In 2016, when I began interviewing some of the most famous rappers in the world, including Playboi Carti, 21 Savage, Young Thug, Migos, and Travis Scott himself, I was drawn to what I still believe to be the most relevant pop-cultural movement of our time. These artists were writing their own rules, not giving a fuck, and embodying a rockstar archetype that many had thought had gone extinct.

And, even more interesting, they were totally self-made content creators, who defined their own aesthetics and intermingled freely with visual culture at large. These men are the stars that many things in the Highsnobiety world rotate around, and like it or not, there’s a reason for that.

Something central that gravitated me to Carti and Scott, in particular, was the way their music brought forth the irrational, irreverent, moshpit mentality of punk to a mass scale that the record store geeks of yesteryear could only dream of.

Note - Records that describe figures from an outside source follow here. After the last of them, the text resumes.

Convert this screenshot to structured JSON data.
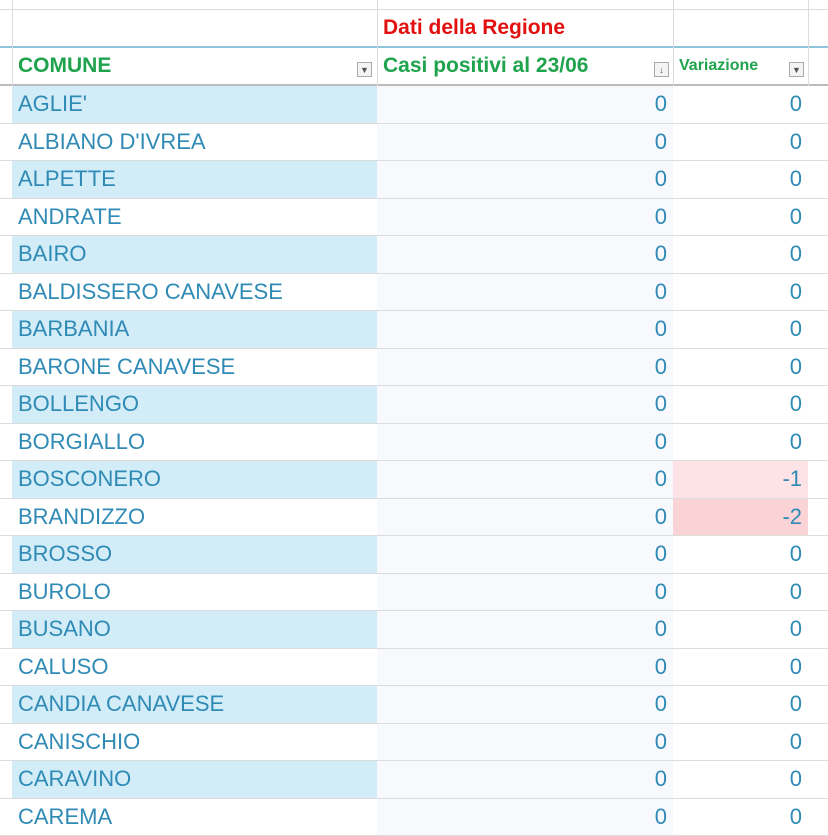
{
  "header": {
    "group_label": "Dati della Regione",
    "columns": [
      {
        "label": "COMUNE",
        "filter_icon": "dropdown-arrow-icon"
      },
      {
        "label": "Casi positivi al 23/06",
        "filter_icon": "sort-descending-filter-icon"
      },
      {
        "label": "Variazione",
        "filter_icon": "dropdown-arrow-icon"
      }
    ]
  },
  "colors": {
    "text": "#2f8ab5",
    "header": "#1fa34c",
    "group": "#e31010",
    "band": "#d2edf8",
    "neg1": "#fde3e6",
    "neg2": "#fad3d7"
  },
  "rows": [
    {
      "comune": "AGLIE'",
      "casi": "0",
      "variazione": "0"
    },
    {
      "comune": "ALBIANO D'IVREA",
      "casi": "0",
      "variazione": "0"
    },
    {
      "comune": "ALPETTE",
      "casi": "0",
      "variazione": "0"
    },
    {
      "comune": "ANDRATE",
      "casi": "0",
      "variazione": "0"
    },
    {
      "comune": "BAIRO",
      "casi": "0",
      "variazione": "0"
    },
    {
      "comune": "BALDISSERO CANAVESE",
      "casi": "0",
      "variazione": "0"
    },
    {
      "comune": "BARBANIA",
      "casi": "0",
      "variazione": "0"
    },
    {
      "comune": "BARONE CANAVESE",
      "casi": "0",
      "variazione": "0"
    },
    {
      "comune": "BOLLENGO",
      "casi": "0",
      "variazione": "0"
    },
    {
      "comune": "BORGIALLO",
      "casi": "0",
      "variazione": "0"
    },
    {
      "comune": "BOSCONERO",
      "casi": "0",
      "variazione": "-1"
    },
    {
      "comune": "BRANDIZZO",
      "casi": "0",
      "variazione": "-2"
    },
    {
      "comune": "BROSSO",
      "casi": "0",
      "variazione": "0"
    },
    {
      "comune": "BUROLO",
      "casi": "0",
      "variazione": "0"
    },
    {
      "comune": "BUSANO",
      "casi": "0",
      "variazione": "0"
    },
    {
      "comune": "CALUSO",
      "casi": "0",
      "variazione": "0"
    },
    {
      "comune": "CANDIA CANAVESE",
      "casi": "0",
      "variazione": "0"
    },
    {
      "comune": "CANISCHIO",
      "casi": "0",
      "variazione": "0"
    },
    {
      "comune": "CARAVINO",
      "casi": "0",
      "variazione": "0"
    },
    {
      "comune": "CAREMA",
      "casi": "0",
      "variazione": "0"
    }
  ]
}
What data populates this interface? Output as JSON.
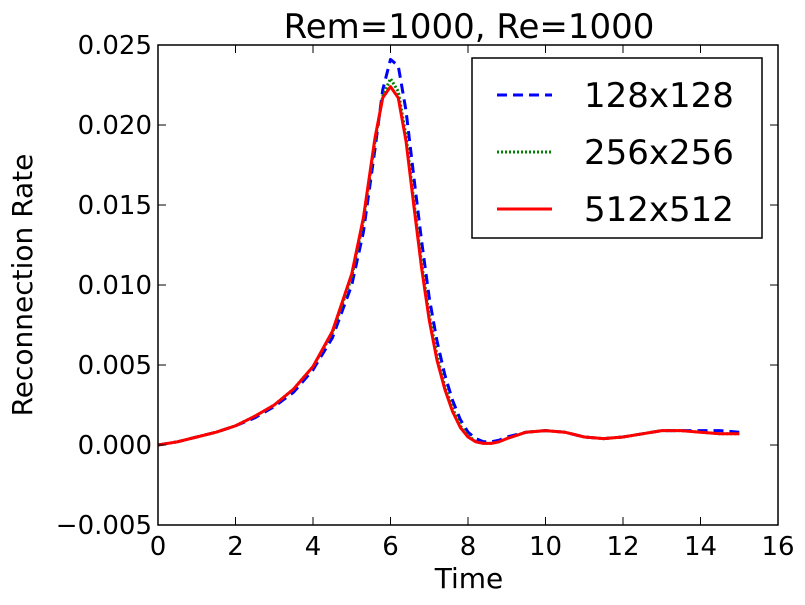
{
  "chart_data": {
    "type": "line",
    "title": "Rem=1000, Re=1000",
    "xlabel": "Time",
    "ylabel": "Reconnection Rate",
    "xlim": [
      0,
      16
    ],
    "ylim": [
      -0.005,
      0.025
    ],
    "xticks": [
      0,
      2,
      4,
      6,
      8,
      10,
      12,
      14,
      16
    ],
    "xtick_labels": [
      "0",
      "2",
      "4",
      "6",
      "8",
      "10",
      "12",
      "14",
      "16"
    ],
    "yticks": [
      -0.005,
      0.0,
      0.005,
      0.01,
      0.015,
      0.02,
      0.025
    ],
    "ytick_labels": [
      "−0.005",
      "0.000",
      "0.005",
      "0.010",
      "0.015",
      "0.020",
      "0.025"
    ],
    "grid": false,
    "legend_position": "upper-right",
    "series": [
      {
        "name": "128x128",
        "color": "#0000ff",
        "style": "dashed",
        "x": [
          0,
          0.5,
          1,
          1.5,
          2,
          2.5,
          3,
          3.5,
          4,
          4.5,
          5,
          5.3,
          5.6,
          5.8,
          6,
          6.2,
          6.4,
          6.6,
          6.8,
          7,
          7.2,
          7.4,
          7.6,
          7.8,
          8,
          8.2,
          8.4,
          8.6,
          8.8,
          9,
          9.5,
          10,
          10.5,
          11,
          11.5,
          12,
          12.5,
          13,
          13.5,
          14,
          14.5,
          15
        ],
        "y": [
          0.0,
          0.0002,
          0.0005,
          0.0008,
          0.0012,
          0.0017,
          0.0024,
          0.0033,
          0.0047,
          0.0067,
          0.01,
          0.0133,
          0.0185,
          0.0222,
          0.0241,
          0.0237,
          0.0209,
          0.0168,
          0.0128,
          0.0092,
          0.0065,
          0.0044,
          0.0028,
          0.0016,
          0.0008,
          0.0004,
          0.0002,
          0.0002,
          0.0003,
          0.0005,
          0.0008,
          0.0009,
          0.0008,
          0.0005,
          0.0004,
          0.0005,
          0.0007,
          0.0009,
          0.0009,
          0.0009,
          0.0009,
          0.0008
        ]
      },
      {
        "name": "256x256",
        "color": "#008000",
        "style": "dotted",
        "x": [
          0,
          0.5,
          1,
          1.5,
          2,
          2.5,
          3,
          3.5,
          4,
          4.5,
          5,
          5.3,
          5.6,
          5.8,
          6,
          6.2,
          6.4,
          6.6,
          6.8,
          7,
          7.2,
          7.4,
          7.6,
          7.8,
          8,
          8.2,
          8.4,
          8.6,
          8.8,
          9,
          9.5,
          10,
          10.5,
          11,
          11.5,
          12,
          12.5,
          13,
          13.5,
          14,
          14.5,
          15
        ],
        "y": [
          0.0,
          0.0002,
          0.0005,
          0.0008,
          0.0012,
          0.0018,
          0.0025,
          0.0035,
          0.0049,
          0.007,
          0.0105,
          0.014,
          0.019,
          0.0218,
          0.0229,
          0.0221,
          0.0193,
          0.0153,
          0.0114,
          0.0081,
          0.0056,
          0.0037,
          0.0023,
          0.0012,
          0.0006,
          0.0002,
          0.0001,
          0.0001,
          0.0002,
          0.0004,
          0.0008,
          0.0009,
          0.0008,
          0.0005,
          0.0004,
          0.0005,
          0.0007,
          0.0009,
          0.0009,
          0.0008,
          0.0007,
          0.0007
        ]
      },
      {
        "name": "512x512",
        "color": "#ff0000",
        "style": "solid",
        "x": [
          0,
          0.5,
          1,
          1.5,
          2,
          2.5,
          3,
          3.5,
          4,
          4.5,
          5,
          5.3,
          5.6,
          5.8,
          6,
          6.2,
          6.4,
          6.6,
          6.8,
          7,
          7.2,
          7.4,
          7.6,
          7.8,
          8,
          8.2,
          8.4,
          8.6,
          8.8,
          9,
          9.5,
          10,
          10.5,
          11,
          11.5,
          12,
          12.5,
          13,
          13.5,
          14,
          14.5,
          15
        ],
        "y": [
          0.0,
          0.0002,
          0.0005,
          0.0008,
          0.0012,
          0.0018,
          0.0025,
          0.0035,
          0.0049,
          0.0071,
          0.0107,
          0.0142,
          0.0192,
          0.0217,
          0.0224,
          0.0217,
          0.019,
          0.015,
          0.0111,
          0.0078,
          0.0053,
          0.0035,
          0.0021,
          0.0011,
          0.0005,
          0.0002,
          0.0001,
          0.0001,
          0.0002,
          0.0004,
          0.0008,
          0.0009,
          0.0008,
          0.0005,
          0.0004,
          0.0005,
          0.0007,
          0.0009,
          0.0009,
          0.0008,
          0.0007,
          0.0007
        ]
      }
    ]
  }
}
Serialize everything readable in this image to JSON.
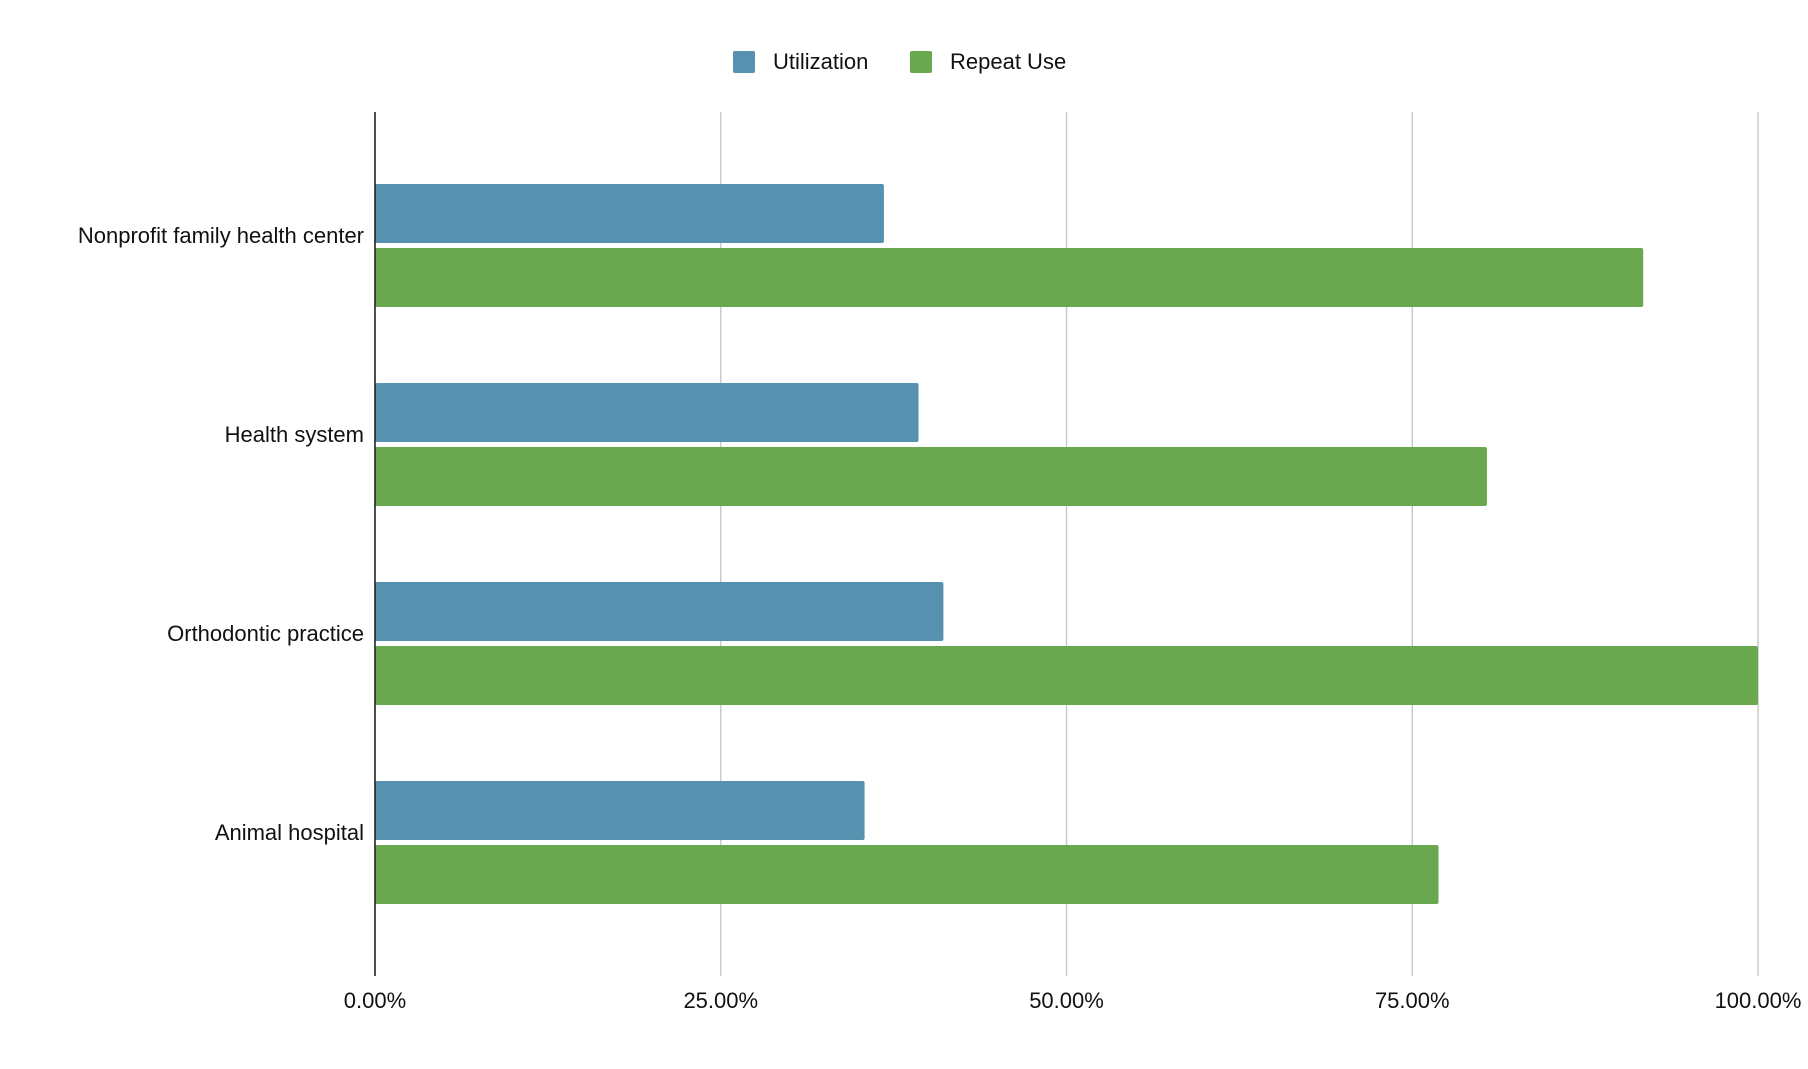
{
  "chart_data": {
    "type": "bar",
    "orientation": "horizontal",
    "categories": [
      "Nonprofit family health center",
      "Health system",
      "Orthodontic practice",
      "Animal hospital"
    ],
    "series": [
      {
        "name": "Utilization",
        "color": "#5791b0",
        "values": [
          36.8,
          39.3,
          41.1,
          35.4
        ]
      },
      {
        "name": "Repeat Use",
        "color": "#6aa84f",
        "values": [
          91.7,
          80.4,
          100.0,
          76.9
        ]
      }
    ],
    "xlim": [
      0,
      100
    ],
    "ticks": [
      0,
      25,
      50,
      75,
      100
    ],
    "tick_labels": [
      "0.00%",
      "25.00%",
      "50.00%",
      "75.00%",
      "100.00%"
    ],
    "legend_position": "top-center",
    "grid": true
  }
}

When I spoke to Scott just months before the release of Astroworld, I was most curious to explore this idea with him, especially how it related to the ways in which his music had been deemed a menace to society. Prior to that conversation, Scott faced ridicule and criminal charges for allegedly encouraging fans to rush the stage and perform other reckless acts during his shows. It was a chain of events that eerily foreshadowed what happened this weekend, and as I re-read the interview, I felt haunted by Scott’s words:

Bettridge: In a couple instances over the past year or two, you’ve faced criminal charges for inciting riots during your concerts. Were you surprised when that happened?

Scott: I don’t get it. Riots are when people are like, breaking shit. I think this gets taken out of context in my shows, mistaking that for having fun. For me, personally, I’m here for everyone’s safety. I want everyone to come to the show and to go home. Whenever the situation gets taken too far, and they start pushing kids, everyone knows that with me and my fans, it’s us against the world. I just try to protect them. I don’t like seeing kids get kicked out. I don’t like seeing kids get thrown on the ground just because they’re getting lit.

Interviewing these rappers who I listened to constantly was more often than not an anti-climactic experience. I rarely got answers to the questions I thought were important, and in many cases, it didn’t seem like the stars I spoke to felt any desire or responsibility to explain their artwork or what it means to the culture. And I accepted that lack of responsibility, even admired it a little bit. After all, who was I to demand that they explain themselves?

But what changes things about this weekend is that the families of the eight who died and the hundreds who were injured or traumatized are owed an explanation — and neither Scott nor Drake have one for them. It’s unavoidable that this fact will forever change how many fans feel about them

Big cultural bubble bursts like Altamont don’t always sink the careers of those involved. In the case of the Stones, while an important tie was severed with youth culture, the band went on to tour successfully for another five decades. And it is equally hard for me to imagine that what happened this weekend will have a material effect on Travis Scott’s career. He is one the most talented producers of our time and there are millions who will always love his music.

The thing Scott stands to lose is relevance, the kind of unstoppable cultural heat that has propelled him to superstardom since the release of his Astroworld album. And this is a standing in culture that won’t be won back by selling kids PlayStation sneakers and McDonald's pillows.

Perhaps the only silver lining in this tragedy is that it could spur our generation to demand more from its heroes, to ask for someone who at the very least stands for something and protects them. Travis Scott could become that kind of icon, but it could just as easily be someone else.